Pour manipuler le Furby Connect de Hasbro, contrôlable dans un rayon de 10 à 30 mètres, un simple appui sur le bouton latéral de l'animal suffit. De son côté, Hasbro assure avoir pris connaissance de l'enquête et tente de rassurer les consommanteurs : "Le Furby Connect […] n’a pas été conçu pour récolter le nom, l’adresse ou les informations de contact en ligne des utilisateurs (…) [Le jouet] ne fait pas appel au microphone de votre appareil et n’enregistre pas votre voix."

Le i-Que Intelligent Robot, lui, fonctionne également à distance via une application accessible à tous sur Android et iOS. Il récite alors à voix haute n'importe quel message envoyé par ce moyen, comme on a pu le constater dans la vidéo de prévention plus haut.
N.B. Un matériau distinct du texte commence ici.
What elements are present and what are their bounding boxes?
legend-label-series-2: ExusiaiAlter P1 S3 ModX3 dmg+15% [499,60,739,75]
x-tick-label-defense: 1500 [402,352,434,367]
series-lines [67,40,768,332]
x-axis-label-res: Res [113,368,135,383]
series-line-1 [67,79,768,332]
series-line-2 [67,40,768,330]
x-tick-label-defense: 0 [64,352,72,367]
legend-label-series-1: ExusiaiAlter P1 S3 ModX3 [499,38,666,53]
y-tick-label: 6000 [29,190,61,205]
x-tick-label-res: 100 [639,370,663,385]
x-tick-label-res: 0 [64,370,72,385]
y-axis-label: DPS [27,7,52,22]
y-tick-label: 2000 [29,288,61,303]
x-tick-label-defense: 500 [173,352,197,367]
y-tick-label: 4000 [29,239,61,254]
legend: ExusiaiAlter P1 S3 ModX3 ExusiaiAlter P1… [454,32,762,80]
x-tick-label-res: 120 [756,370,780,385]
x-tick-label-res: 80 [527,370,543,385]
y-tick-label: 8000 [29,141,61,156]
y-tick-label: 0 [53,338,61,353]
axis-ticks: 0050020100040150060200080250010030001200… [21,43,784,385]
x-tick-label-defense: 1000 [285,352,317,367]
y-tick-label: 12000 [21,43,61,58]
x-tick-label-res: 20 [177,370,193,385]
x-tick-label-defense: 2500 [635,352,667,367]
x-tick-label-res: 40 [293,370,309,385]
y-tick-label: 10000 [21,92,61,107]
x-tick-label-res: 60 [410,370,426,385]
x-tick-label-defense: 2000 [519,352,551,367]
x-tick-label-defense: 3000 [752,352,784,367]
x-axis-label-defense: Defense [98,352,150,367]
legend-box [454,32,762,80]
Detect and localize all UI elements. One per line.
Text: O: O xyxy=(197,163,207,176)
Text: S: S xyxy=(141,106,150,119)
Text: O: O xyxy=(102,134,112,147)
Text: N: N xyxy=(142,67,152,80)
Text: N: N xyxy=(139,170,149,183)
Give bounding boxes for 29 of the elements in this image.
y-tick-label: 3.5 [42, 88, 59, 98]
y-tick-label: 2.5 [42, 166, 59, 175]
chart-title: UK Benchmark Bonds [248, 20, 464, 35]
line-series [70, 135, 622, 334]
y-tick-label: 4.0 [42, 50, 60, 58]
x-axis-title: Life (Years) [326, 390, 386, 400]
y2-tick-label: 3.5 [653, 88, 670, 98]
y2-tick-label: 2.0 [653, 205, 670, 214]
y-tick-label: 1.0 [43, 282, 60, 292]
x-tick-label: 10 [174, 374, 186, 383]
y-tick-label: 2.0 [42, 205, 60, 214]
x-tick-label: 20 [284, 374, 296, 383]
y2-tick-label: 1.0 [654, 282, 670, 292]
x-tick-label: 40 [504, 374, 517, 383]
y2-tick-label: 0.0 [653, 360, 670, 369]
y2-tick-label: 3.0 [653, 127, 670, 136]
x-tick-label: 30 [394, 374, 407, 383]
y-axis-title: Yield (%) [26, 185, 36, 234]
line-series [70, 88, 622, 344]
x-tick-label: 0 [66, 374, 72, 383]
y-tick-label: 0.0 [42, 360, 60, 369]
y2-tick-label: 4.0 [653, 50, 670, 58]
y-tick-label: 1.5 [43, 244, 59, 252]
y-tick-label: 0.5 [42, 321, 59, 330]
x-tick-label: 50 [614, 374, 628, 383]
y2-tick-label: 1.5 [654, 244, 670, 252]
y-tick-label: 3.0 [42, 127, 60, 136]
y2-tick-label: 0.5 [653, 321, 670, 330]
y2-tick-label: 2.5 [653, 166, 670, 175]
Genesis, l'entreprise derrière ce jouet, avait d'ailleurs déjà fait scandale l'an dernier avec sa poupée Mon amie Cayla, transformable en espion par un procédé de hacking là encore relativement aborbable.

Pour le directeur du management des produits de maison chez Which ?, il est avant tout question de prévention : "Vous ne laisseriez pas un jeune enfant jouer sans surveillance avec un smartphone. Notre étude met en évidence l'importance d'avoir la même vigilance avec les jouets connectés," précise-t-il. La British Toy & Hobby Association, dans laquelle on retrouve notamment Hasbro, a, elle, déclaré au Guardian : "Notre industrie est très consciencieuse quant aux produits qu'elle créée pour les enfants, nous mettont tout en œuvre pour que les données de nos clients restent privées et sécurisées. Nous avons pris connaissance de l'étude de Which?, mais les circonstances dans lesquelles elle a été réalisée n'arrivent pas dans la réalité".